Well, depending upon the year, a Chrysler 300 was the same thing as a Newport except for trim and a few options. The engines in them ranged from a 318 to a 440 with a 4 barrel carb. 12 MPG sounds a little low for milage compared to the one I had in high school, but not horrifically low. I have managed to find some formulas which should help shed some light on the matter, but I’m too tired at the moment to do the necessary char mapping to be able to post them. I’ll do it later today, if I can find the time. (Assuming the board can handle the coding, which I’m not sure that it can.)

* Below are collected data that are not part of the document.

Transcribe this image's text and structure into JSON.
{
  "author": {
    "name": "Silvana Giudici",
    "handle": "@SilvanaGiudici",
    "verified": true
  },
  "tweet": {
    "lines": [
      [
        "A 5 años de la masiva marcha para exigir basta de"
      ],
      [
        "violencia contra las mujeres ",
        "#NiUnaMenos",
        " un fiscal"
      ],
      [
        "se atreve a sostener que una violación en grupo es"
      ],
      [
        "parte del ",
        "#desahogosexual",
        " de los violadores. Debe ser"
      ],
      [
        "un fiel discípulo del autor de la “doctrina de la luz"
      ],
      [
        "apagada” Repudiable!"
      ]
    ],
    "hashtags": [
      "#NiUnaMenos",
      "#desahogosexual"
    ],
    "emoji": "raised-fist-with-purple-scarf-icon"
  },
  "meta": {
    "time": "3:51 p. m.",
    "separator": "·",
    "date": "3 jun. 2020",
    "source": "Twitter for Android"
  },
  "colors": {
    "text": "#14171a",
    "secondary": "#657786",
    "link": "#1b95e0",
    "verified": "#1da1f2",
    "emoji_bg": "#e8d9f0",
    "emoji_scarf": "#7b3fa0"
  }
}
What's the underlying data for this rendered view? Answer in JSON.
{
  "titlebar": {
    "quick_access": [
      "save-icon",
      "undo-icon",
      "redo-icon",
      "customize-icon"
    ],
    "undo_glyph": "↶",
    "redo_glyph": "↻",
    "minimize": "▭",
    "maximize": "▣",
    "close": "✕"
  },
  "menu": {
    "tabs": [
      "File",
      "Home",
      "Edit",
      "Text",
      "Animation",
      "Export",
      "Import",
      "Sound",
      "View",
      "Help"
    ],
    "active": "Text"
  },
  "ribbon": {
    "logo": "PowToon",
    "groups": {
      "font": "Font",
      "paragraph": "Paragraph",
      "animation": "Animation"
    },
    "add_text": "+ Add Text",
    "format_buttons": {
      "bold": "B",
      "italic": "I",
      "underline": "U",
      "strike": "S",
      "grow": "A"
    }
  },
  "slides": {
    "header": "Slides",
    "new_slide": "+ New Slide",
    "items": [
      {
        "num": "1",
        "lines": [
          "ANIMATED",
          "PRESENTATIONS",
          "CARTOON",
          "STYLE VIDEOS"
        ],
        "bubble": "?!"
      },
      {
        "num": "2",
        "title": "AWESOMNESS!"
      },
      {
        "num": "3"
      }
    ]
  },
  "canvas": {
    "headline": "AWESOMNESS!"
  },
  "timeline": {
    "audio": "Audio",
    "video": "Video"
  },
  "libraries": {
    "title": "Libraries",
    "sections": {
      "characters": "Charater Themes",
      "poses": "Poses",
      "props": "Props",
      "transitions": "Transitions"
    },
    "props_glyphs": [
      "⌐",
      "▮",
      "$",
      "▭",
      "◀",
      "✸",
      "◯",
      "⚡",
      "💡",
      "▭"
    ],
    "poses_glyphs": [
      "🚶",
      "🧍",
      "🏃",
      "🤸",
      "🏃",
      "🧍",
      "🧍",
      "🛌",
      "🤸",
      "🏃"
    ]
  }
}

Okay, I’ve got the formulas and some stats for the Chrysler engine, and some more info on the Tesla turbine (TT), if I can get some help crunching the numbers I’d be most appreciative. And, apparently the symbol font’s been turned off, so what I’m going to do is put the Greek name of the symbol in brackets like this: [Omega]. The first set comes from La Locomotive A Vapeur by Andre Chapelon. He doesn’t give much explaination of the formula, intending that for a 2nd edition which was never published. He writes
(emphasis in the original).
The second set comes from a series of articles on building the TT that appeared in the Home Shop Machinist Magazine from Sept. 01 to June '02. The optimum runner speed for the TT is a peripheral velocity of about 750 ft/sec. The given formula for figuring out the theoretical performance of a TT is: T=6[Pi][Mu]VR(R[sup]2[/sup]-r[sup]2[/sup])/2H
Where T= Torque in N-m (Newton-meters)
[Mu]=1.79X10[sup]-5[/sup]Ns/m[sup]2[/sup]
V= the peripheral velocity of the disk in m/s
R=The radius of the disk in m.
r=The radius of the central hole in the disk in m.
H=1/2 the disk spacing in m.
(In the above formula, [Mu] is the dynamic viscosity of the fluid. The value I have is for air as I don’t have the value for steam handy.)
This gives the torque produced by 1 side of 1 disk. The outside of each end disk apparently are capable of providing sealing and do not generate any power. I am planning on using an 18" dia. turbine, with a 7" center hole, with a total of 6 disks spaced 0.031" apart for a total of 10 power producing sides.
The author of the article on the TT built a smaller turbine which was predicted by this formula to yield a HP of 0.096, but in use he got 0.14 HP out of the TT using 120 psi.
The information I can find on the Chrysler 383 engine I’ll be replacing is somewhat contradictory, but some of it comes from police car data sheets, so that might explain it. The gross HP is listed on this site as 290 and the gross torque is listed as 390. The fuel economy I can find is 10 MPG.
From what I’ve been able to gather the standard psi of a steam car’s boiler is 400.
I’ve just stumbled across another site which might have some figures for the TT, but I haven’t had a chance to do a lot of poking around on it yet. So is this enough, you think? Or do I need more data? If so, what?
Just realized that I forgot something. Jay Leno’s Doble has a boiler which contains some 525 feet of tubing, which appears to be about 1/2 an inch in diameter, I plan on using a Doble-style boiler since they seem to be the best designed. Leno’s article about the car is pretty interesting, though he doesn’t mention the kind of mileage the car gets.
As I said in the other thread and repeated in this one, what you need to determine is the specific consumption of the engine: grams of fuel per kwh delivered. A larger diesel has a specific consumption in the 180 - 200 g/kwh range. The (tiny) yanmar in my boat has a specific consumption of 280 g/kwh. I do not know what the specific consumption is for gasoline engines but I am guessing it may be somewhat lower. In any case, the thing is that you would need to achieve a specific consumption under 250 g/kwh or better just to be in the same league as regular cars. That is what you need to determine. Build a motor that is efficient in converting heat into mechanical energy and the mileage will take care of itself.